NASA Explains Dust Bowl Drought
NASA scientists have an explanation for one of the worst climatic events in the history of the United States, the 'Dust Bowl' drought, which devastated the Great Plains and all but dried up an already depressed American economy in the 1930's. Siegfried Schubert of NASA's Goddard Space Flight Center, Greenbelt, Md., and colleagues used a computer model developed with modern-era satellite data to look at the climate over the past 100 years. The study found cooler than normal tropical Pacific Ocean surface temperatures combined with warmer tropical Atlantic Ocean temperatures to create conditions in the atmosphere that turned America's breadbasket into a dust bowl from 1931 to 1939. These changes in sea surface temperatures created shifts in the large-scale weather patterns and low level winds that reduced the normal supply of moisture from the Gulf of Mexico and inhibited rainfall throughout the Great Plains.
By discovering the causes behind U.S. droughts, especially severe episodes like the Plains' dry spell, scientists may recognize and possibly foresee future patterns that could create similar conditions. For example, La Ninas are marked by cooler than normal tropical Pacific Ocean surface water temperatures, which impact weather globally, and also create dry conditions over the Great Plains. The researchers used NASA's Seasonal-to-Interannual Prediction Project (NSIPP) atmospheric general circulation model and agency computational facilities to conduct the research. The NSIPP model was developed using NASA satellite observations, including; Clouds and the Earth's Radiant Energy System radiation measurements; and the Global Precipitation Climatology Project precipitation data.
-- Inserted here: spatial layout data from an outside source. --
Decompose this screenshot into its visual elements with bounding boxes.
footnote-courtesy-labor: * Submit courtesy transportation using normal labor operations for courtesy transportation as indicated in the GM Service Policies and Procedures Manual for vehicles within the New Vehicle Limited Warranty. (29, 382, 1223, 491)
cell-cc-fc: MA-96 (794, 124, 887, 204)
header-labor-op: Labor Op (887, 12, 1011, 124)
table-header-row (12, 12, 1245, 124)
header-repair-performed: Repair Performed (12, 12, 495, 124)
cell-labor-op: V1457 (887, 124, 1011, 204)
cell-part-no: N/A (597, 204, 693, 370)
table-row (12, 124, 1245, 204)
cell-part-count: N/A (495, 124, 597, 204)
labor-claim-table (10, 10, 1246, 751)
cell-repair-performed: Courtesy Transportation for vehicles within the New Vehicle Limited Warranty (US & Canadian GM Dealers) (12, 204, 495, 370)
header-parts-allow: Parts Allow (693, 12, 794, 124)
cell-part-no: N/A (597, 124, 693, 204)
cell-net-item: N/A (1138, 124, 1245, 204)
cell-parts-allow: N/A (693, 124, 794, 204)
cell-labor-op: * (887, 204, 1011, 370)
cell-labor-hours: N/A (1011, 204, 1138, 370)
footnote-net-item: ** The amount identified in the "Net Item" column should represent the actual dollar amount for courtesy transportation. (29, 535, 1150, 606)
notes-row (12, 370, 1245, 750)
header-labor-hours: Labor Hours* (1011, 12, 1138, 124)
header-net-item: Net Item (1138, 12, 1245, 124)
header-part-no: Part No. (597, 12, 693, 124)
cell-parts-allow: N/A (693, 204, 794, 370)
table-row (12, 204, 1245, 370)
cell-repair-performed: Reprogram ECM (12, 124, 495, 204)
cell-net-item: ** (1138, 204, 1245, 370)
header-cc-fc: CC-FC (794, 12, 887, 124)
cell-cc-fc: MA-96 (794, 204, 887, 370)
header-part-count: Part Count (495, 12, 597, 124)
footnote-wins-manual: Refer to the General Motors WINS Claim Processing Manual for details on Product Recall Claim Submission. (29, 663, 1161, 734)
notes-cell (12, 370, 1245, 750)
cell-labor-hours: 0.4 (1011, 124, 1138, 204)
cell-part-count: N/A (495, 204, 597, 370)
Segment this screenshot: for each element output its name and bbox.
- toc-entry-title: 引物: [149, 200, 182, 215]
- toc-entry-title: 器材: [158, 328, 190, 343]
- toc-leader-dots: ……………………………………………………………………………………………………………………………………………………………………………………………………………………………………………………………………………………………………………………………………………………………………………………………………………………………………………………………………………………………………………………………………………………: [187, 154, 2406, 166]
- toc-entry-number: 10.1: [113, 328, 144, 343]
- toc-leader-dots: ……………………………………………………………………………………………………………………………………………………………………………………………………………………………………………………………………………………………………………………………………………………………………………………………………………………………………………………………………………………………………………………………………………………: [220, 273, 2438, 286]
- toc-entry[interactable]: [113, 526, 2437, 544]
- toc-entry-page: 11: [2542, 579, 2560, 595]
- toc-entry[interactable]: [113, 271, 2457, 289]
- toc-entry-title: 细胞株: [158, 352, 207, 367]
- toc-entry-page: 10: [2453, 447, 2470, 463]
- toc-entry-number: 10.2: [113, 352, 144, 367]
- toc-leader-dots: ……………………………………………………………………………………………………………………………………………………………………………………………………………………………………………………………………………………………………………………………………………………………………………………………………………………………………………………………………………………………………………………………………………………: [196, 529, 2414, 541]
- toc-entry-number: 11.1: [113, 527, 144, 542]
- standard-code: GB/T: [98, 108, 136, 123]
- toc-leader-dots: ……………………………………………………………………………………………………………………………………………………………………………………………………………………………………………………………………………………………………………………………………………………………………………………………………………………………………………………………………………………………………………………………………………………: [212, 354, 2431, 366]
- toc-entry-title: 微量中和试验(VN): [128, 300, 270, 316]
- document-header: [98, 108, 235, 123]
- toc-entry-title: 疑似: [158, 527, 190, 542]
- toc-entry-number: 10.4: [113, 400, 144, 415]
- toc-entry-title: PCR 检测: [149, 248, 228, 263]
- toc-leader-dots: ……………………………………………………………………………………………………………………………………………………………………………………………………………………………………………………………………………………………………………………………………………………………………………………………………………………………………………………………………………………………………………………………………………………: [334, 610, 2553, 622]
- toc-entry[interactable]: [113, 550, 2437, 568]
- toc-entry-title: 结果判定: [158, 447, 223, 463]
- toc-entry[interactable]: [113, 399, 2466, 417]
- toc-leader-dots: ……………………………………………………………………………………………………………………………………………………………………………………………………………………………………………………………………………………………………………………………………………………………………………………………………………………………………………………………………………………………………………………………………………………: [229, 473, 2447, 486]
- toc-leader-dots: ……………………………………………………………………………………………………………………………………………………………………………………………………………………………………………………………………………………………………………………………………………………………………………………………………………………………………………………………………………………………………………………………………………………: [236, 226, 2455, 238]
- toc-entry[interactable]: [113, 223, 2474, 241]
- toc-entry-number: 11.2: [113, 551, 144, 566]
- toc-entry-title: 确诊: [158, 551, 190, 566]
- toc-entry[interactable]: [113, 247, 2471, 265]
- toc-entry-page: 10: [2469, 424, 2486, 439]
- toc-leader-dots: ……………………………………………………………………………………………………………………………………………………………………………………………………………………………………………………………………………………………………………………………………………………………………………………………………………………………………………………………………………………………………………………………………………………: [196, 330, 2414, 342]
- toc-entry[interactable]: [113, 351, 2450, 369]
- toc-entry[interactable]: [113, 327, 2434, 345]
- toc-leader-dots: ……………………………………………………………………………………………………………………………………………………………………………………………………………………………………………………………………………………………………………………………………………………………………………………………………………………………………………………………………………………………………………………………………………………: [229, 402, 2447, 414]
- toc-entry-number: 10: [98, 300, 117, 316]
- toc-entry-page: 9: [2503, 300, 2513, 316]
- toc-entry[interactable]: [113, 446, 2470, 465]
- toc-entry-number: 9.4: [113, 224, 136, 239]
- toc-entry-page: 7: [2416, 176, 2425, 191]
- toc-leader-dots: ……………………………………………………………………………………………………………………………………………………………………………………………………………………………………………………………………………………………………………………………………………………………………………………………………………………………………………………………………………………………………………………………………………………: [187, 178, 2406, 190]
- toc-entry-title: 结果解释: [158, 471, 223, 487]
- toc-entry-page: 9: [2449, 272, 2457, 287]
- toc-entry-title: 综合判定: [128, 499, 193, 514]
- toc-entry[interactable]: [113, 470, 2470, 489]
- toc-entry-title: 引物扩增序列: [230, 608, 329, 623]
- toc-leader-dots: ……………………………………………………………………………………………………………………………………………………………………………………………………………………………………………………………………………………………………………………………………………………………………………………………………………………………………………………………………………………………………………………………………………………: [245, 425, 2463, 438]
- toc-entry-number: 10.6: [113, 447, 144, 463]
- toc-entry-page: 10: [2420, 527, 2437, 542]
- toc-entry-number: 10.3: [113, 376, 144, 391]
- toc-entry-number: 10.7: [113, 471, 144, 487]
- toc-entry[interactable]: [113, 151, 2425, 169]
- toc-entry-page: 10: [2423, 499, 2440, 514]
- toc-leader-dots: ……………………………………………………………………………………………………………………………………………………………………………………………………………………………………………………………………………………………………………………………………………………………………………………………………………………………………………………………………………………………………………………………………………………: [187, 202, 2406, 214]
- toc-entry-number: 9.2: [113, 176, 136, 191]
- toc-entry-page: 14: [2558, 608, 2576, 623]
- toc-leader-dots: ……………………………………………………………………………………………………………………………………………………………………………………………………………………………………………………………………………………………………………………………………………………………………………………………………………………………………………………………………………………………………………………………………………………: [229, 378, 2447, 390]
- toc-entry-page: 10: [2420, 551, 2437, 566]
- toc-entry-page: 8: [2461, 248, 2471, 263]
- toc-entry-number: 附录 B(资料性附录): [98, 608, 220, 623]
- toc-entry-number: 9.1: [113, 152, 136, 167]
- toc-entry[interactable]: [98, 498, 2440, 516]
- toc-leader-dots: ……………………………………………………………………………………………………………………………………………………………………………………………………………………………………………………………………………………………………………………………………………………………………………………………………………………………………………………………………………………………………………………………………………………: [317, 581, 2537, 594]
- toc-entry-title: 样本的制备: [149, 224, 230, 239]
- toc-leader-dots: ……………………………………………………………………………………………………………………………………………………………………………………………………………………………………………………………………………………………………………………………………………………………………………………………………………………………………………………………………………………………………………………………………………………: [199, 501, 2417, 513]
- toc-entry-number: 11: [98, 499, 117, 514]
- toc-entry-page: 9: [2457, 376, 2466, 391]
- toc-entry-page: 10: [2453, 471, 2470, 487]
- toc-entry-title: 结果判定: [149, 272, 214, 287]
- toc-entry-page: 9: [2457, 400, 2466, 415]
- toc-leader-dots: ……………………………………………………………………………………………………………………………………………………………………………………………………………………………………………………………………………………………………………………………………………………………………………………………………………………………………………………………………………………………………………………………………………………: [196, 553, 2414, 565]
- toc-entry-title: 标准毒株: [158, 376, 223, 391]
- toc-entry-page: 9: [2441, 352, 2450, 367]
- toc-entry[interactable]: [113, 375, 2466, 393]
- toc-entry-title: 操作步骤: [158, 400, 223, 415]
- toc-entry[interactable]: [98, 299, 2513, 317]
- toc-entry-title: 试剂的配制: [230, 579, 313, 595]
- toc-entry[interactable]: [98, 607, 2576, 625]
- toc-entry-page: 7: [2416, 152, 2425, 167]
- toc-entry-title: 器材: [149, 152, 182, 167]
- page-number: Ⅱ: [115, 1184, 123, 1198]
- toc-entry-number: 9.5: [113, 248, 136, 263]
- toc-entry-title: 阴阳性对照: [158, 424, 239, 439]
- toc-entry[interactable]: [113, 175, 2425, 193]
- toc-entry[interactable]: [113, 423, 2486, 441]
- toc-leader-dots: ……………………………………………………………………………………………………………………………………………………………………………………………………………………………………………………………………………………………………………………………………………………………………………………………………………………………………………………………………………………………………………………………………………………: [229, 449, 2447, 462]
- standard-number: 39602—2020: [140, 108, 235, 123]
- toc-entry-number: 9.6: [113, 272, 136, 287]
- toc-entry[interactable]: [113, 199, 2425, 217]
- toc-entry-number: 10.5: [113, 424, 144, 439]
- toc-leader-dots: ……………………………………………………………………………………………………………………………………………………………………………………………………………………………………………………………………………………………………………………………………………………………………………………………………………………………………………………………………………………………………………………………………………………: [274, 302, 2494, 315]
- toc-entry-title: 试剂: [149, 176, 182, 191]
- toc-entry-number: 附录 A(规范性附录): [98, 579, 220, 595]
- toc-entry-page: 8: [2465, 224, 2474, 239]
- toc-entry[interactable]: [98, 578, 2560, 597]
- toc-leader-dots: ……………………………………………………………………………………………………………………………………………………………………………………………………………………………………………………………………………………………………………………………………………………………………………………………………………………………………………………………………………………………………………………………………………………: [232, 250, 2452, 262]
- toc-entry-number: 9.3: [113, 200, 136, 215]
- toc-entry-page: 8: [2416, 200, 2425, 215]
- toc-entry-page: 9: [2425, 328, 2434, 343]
The model showed cooler than normal tropical Pacific Ocean temperatures and warmer than normal tropical Atlantic Ocean temperatures contributed to a weakened low-level jet stream and changed its course. The jet stream, a ribbon of fast moving air near the Earth's surface, normally flows westward over the Gulf of Mexico and then turns northward pulling up moisture and dumping rain onto the Great Plains. As the low level jet stream weakened, it traveled farther south than normal. The Great Plains dried up and dust storms formed. The research shed light on how tropical sea surface temperatures can have a remote response and control over weather and climate. It also confirmed droughts can become localized based on soil moisture levels, especially during summer. When rain is scarce and soil dries, there is less evaporation, which leads to even less precipitation, creating a feedback process that reinforces lack of rainfall.